O Modo de Vida Yanomami e Seus Desafios
O estudo “Infância e Juventude Yanomami: O que significa ser criança e os desafios urgentes na Terra Indígena Yanomami” destaca que pessoas com menos de 30 anos representam cerca de 75% da população indígena. Essa proporção é significativamente superior à média brasileira de 42%, indicando que três em cada quatro Yanomami são crianças, adolescentes ou jovens. Para os pesquisadores, essa demografia sublinha a importância de um olhar atento para essa parcela da população, que, além disso, apresenta uma rica diversidade interna, com seis línguas distintas.
Apesar dos dados alarmantes, o relatório ressalta que este período não se limita apenas a privações e desafios. Pelo contrário, também é caracterizado por “liberdade, autonomia e participação comunitária”. Ana Maria Machado explica a concepção Yanomami de que “crescer em comunidade é uma forma também da criança ser bem cuidada”, o que resulta em uma rede de apoio muito mais densa do que a observada no mundo ocidental.
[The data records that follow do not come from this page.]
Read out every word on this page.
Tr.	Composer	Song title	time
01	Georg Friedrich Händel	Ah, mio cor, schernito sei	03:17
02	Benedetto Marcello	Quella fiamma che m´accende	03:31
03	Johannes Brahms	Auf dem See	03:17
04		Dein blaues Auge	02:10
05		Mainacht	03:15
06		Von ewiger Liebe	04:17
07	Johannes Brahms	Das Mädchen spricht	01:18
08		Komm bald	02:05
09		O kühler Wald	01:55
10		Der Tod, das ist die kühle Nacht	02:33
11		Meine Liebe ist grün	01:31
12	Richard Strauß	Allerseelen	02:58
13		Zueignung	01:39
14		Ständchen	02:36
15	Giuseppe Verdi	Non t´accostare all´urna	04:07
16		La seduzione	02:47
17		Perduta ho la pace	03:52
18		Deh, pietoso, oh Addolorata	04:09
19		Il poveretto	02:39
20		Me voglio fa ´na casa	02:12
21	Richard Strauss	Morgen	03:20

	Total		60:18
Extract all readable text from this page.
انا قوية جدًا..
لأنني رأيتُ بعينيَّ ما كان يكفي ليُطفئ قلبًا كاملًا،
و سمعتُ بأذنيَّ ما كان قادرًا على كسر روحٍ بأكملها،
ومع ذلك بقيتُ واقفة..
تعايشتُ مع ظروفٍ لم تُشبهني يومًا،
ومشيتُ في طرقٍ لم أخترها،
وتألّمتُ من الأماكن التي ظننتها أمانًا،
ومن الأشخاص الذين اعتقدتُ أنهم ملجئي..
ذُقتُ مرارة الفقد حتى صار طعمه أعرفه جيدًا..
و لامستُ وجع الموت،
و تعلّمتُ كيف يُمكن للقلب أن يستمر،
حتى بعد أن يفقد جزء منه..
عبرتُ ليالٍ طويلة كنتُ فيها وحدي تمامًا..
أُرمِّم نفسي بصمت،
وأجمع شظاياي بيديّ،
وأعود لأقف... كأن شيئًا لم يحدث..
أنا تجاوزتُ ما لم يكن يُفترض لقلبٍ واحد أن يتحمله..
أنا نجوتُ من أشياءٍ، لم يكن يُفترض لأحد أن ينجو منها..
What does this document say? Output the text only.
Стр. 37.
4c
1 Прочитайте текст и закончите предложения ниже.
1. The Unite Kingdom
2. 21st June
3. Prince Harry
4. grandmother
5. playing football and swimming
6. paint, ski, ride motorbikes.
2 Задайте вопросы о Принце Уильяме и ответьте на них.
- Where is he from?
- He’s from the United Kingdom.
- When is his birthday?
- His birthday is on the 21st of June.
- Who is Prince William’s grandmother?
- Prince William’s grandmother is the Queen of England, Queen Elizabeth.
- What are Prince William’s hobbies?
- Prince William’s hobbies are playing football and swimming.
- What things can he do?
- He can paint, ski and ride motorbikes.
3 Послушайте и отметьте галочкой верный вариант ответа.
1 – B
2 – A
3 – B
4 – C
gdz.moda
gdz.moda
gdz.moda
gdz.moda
A grande autonomia e a livre circulação das crianças são pontos específicos da infância Yanomami, que não têm ambientes proibidos e aprendem constantemente umas com as outras e com os adultos, imersas na vida comunitária.
Entretanto, o antropólogo Marcelo Moura, também coautor do trabalho, complementa que essa estrutura singular dos modos de vida Yanomami repousa sobre um delicado equilíbrio. Este equilíbrio, por sua vez, pode ser desestruturado por diversas influências, principalmente aquelas provenientes do mundo não indígena. Moura se refere à “geração terra demarcada”, que cresceu após a demarcação do território indígena, vivenciando um contexto de transformações, conflitos intergeracionais e adaptações às novidades do mundo dos “brancos”, tanto positivas quanto negativas.
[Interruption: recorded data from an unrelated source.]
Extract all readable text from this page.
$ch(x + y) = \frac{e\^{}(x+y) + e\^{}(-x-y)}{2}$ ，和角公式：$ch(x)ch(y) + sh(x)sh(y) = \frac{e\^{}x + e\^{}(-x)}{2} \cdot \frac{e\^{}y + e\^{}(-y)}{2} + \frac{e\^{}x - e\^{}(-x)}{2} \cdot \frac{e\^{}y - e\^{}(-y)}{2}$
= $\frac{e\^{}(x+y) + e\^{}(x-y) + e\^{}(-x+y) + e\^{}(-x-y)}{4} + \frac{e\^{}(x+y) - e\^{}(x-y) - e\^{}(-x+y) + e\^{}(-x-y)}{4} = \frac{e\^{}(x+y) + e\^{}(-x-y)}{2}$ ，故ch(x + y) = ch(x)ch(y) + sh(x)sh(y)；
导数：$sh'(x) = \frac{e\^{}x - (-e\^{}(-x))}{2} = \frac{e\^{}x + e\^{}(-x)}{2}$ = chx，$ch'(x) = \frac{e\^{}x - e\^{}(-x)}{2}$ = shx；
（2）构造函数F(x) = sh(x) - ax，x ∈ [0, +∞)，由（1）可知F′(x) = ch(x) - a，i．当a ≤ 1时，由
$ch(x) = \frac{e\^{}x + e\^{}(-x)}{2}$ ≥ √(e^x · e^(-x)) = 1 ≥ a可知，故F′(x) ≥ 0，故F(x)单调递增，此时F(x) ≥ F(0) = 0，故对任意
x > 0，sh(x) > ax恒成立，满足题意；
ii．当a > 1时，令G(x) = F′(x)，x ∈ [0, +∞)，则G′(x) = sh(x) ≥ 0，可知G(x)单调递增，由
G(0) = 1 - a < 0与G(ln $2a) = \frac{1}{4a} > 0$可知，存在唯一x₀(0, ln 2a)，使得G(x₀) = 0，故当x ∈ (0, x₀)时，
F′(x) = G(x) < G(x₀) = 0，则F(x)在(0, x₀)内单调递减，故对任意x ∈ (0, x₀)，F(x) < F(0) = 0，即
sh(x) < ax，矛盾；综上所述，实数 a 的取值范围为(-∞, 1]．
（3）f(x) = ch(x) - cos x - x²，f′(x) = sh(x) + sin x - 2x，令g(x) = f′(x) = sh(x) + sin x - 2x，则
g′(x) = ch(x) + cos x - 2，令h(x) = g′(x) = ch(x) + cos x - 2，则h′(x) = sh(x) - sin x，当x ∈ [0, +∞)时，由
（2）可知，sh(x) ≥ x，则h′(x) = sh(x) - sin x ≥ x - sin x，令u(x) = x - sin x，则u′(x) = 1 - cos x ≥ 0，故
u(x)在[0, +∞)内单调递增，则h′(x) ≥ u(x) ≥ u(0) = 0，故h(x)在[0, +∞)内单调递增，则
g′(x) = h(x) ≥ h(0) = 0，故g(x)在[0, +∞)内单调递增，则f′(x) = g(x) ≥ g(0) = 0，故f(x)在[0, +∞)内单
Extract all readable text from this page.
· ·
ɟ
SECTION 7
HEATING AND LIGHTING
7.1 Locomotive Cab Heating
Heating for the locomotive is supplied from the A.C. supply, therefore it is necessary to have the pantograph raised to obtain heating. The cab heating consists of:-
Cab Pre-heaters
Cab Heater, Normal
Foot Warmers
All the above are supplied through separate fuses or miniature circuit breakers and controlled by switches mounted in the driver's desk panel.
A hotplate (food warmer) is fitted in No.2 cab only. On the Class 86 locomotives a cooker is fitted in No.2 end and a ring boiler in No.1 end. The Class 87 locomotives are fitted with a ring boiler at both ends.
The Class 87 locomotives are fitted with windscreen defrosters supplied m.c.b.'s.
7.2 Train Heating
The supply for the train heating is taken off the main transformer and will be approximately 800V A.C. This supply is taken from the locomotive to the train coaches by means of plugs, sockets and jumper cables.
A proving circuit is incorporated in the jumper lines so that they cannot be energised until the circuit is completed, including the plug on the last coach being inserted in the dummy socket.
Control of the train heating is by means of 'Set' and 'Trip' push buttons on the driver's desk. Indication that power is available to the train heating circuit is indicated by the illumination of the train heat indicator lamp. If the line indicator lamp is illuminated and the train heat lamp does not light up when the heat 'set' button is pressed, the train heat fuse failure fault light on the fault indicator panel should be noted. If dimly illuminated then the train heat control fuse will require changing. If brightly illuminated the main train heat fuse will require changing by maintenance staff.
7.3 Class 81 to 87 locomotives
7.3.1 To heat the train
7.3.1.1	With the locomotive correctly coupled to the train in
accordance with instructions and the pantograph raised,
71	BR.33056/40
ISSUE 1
Conclusão e Recomendações do Unicef
Gregory Bulit, chefe de emergências do Unicef no Brasil, enfatiza que o relatório possui dois objetivos fundamentais. Primeiramente, ele visa ser uma referência atemporal e uma fonte de pesquisa para aqueles que atuam junto aos Yanomami. Em segundo lugar, pretende auxiliar organizações, gestores e profissionais de todas as áreas a compreenderem melhor as particularidades culturais, a fim de trabalhar com e para essas populações.
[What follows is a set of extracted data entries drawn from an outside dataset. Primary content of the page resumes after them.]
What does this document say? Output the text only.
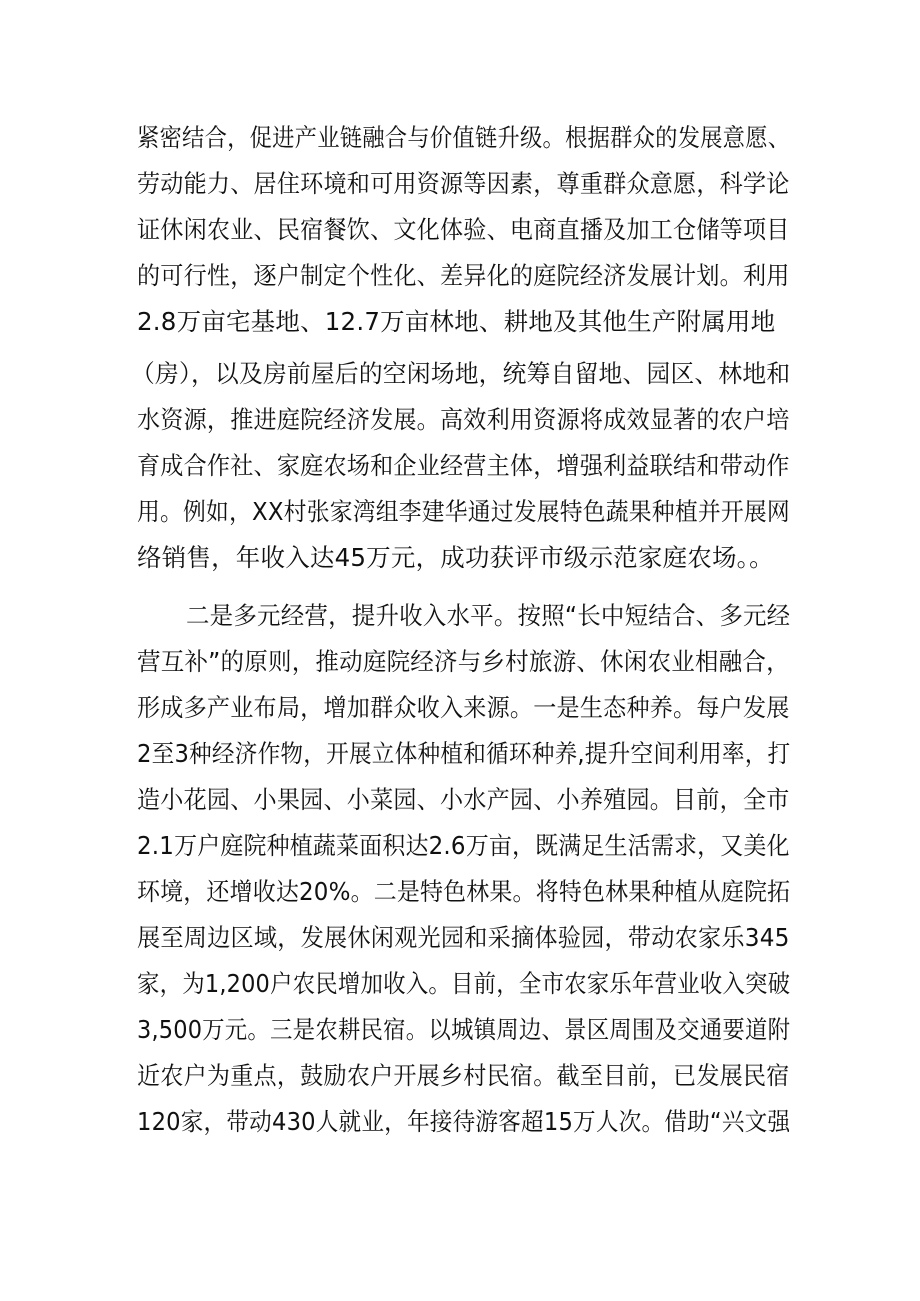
紧密结合，促进产业链融合与价值链升级。根据群众的发展意愿、
劳动能力、居住环境和可用资源等因素，尊重群众意愿，科学论
证休闲农业、民宿餐饮、文化体验、电商直播及加工仓储等项目
的可行性，逐户制定个性化、差异化的庭院经济发展计划。利用
2.8万亩宅基地、12.7万亩林地、耕地及其他生产附属用地
（房），以及房前屋后的空闲场地，统筹自留地、园区、林地和
水资源，推进庭院经济发展。高效利用资源将成效显著的农户培
育成合作社、家庭农场和企业经营主体，增强利益联结和带动作
用。例如，XX村张家湾组李建华通过发展特色蔬果种植并开展网
络销售，年收入达45万元，成功获评市级示范家庭农场。。
二是多元经营，提升收入水平。按照“长中短结合、多元经
营互补”的原则，推动庭院经济与乡村旅游、休闲农业相融合，
形成多产业布局，增加群众收入来源。一是生态种养。每户发展
2至3种经济作物，开展立体种植和循环种养,提升空间利用率，打
造小花园、小果园、小菜园、小水产园、小养殖园。目前，全市
2.1万户庭院种植蔬菜面积达2.6万亩，既满足生活需求，又美化
环境，还增收达20%。二是特色林果。将特色林果种植从庭院拓
展至周边区域，发展休闲观光园和采摘体验园，带动农家乐345
家，为1,200户农民增加收入。目前，全市农家乐年营业收入突破
3,500万元。三是农耕民宿。以城镇周边、景区周围及交通要道附
近农户为重点，鼓励农户开展乡村民宿。截至目前，已发展民宿
120家，带动430人就业，年接待游客超15万人次。借助“兴文强
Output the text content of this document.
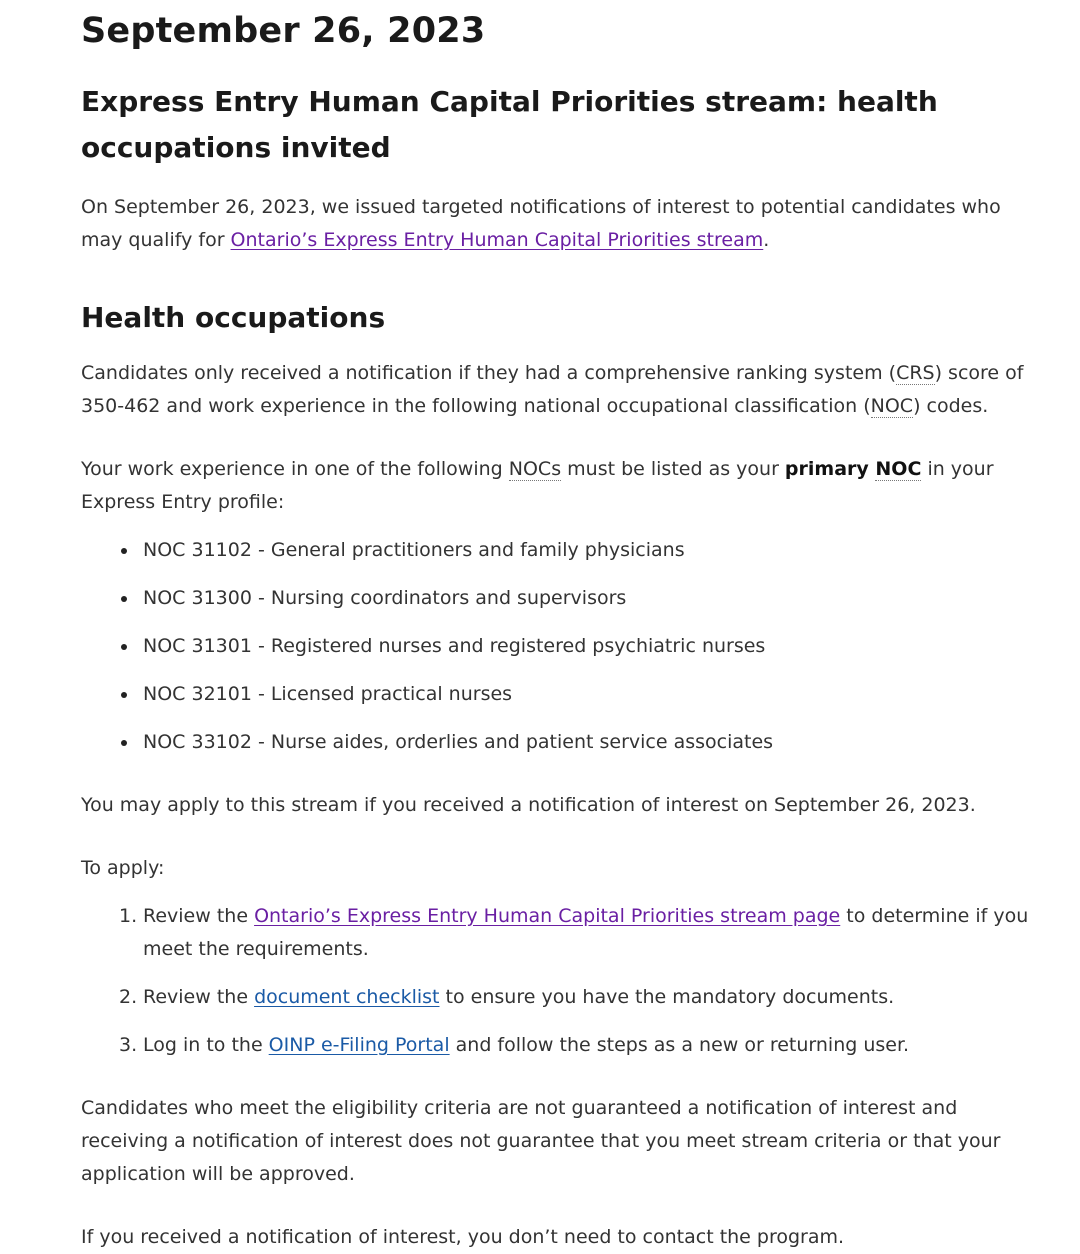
September 26, 2023
Express Entry Human Capital Priorities stream: health occupations invited

On September 26, 2023, we issued targeted notifications of interest to potential candidates who may qualify for Ontario’s Express Entry Human Capital Priorities stream.

Health occupations

Candidates only received a notification if they had a comprehensive ranking system (CRS) score of 350-462 and work experience in the following national occupational classification (NOC) codes.

Your work experience in one of the following NOCs must be listed as your primary NOC in your Express Entry profile:

NOC 31102 - General practitioners and family physicians
NOC 31300 - Nursing coordinators and supervisors
NOC 31301 - Registered nurses and registered psychiatric nurses
NOC 32101 - Licensed practical nurses
NOC 33102 - Nurse aides, orderlies and patient service associates

You may apply to this stream if you received a notification of interest on September 26, 2023.

To apply:

1. Review the Ontario’s Express Entry Human Capital Priorities stream page to determine if you meet the requirements.
2. Review the document checklist to ensure you have the mandatory documents.
3. Log in to the OINP e-Filing Portal and follow the steps as a new or returning user.

Candidates who meet the eligibility criteria are not guaranteed a notification of interest and receiving a notification of interest does not guarantee that you meet stream criteria or that your application will be approved.

If you received a notification of interest, you don’t need to contact the program.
Em síntese, o documento conclui que a proteção territorial contra o garimpo e quaisquer outras atividades que ameacem a floresta e o modo de vida indígena é indispensável para a salvaguarda do povo Yanomami. Além disso, o relatório convoca os formuladores de políticas públicas a trabalharem em conjunto com as associações Yanomami, ouvindo as crianças e adolescentes e buscando compreender seus anseios e desejos em um mundo de rápidas e complexas transformações.
Para garantir o desenvolvimento pleno dessa população, o relatório recomenda que a demanda dos jovens por escolarização e por acesso a novos conhecimentos, como o uso de tecnologias, seja levada a sério. Essas ferramentas, por sua vez, podem fortalecer a luta por respeito à sua dignidade, pela integridade de seu território e pelo direito de preservar sua cultura e modos de vida. Por fim, o documento produzido pelo Unicef em parceria com a Hutukara Associação Yanomami destaca a necessidade de assegurar-lhes água limpa, educação e assistência de saúde de qualidade, além de segurança, para que possam se desenvolver em uma terra livre de invasores.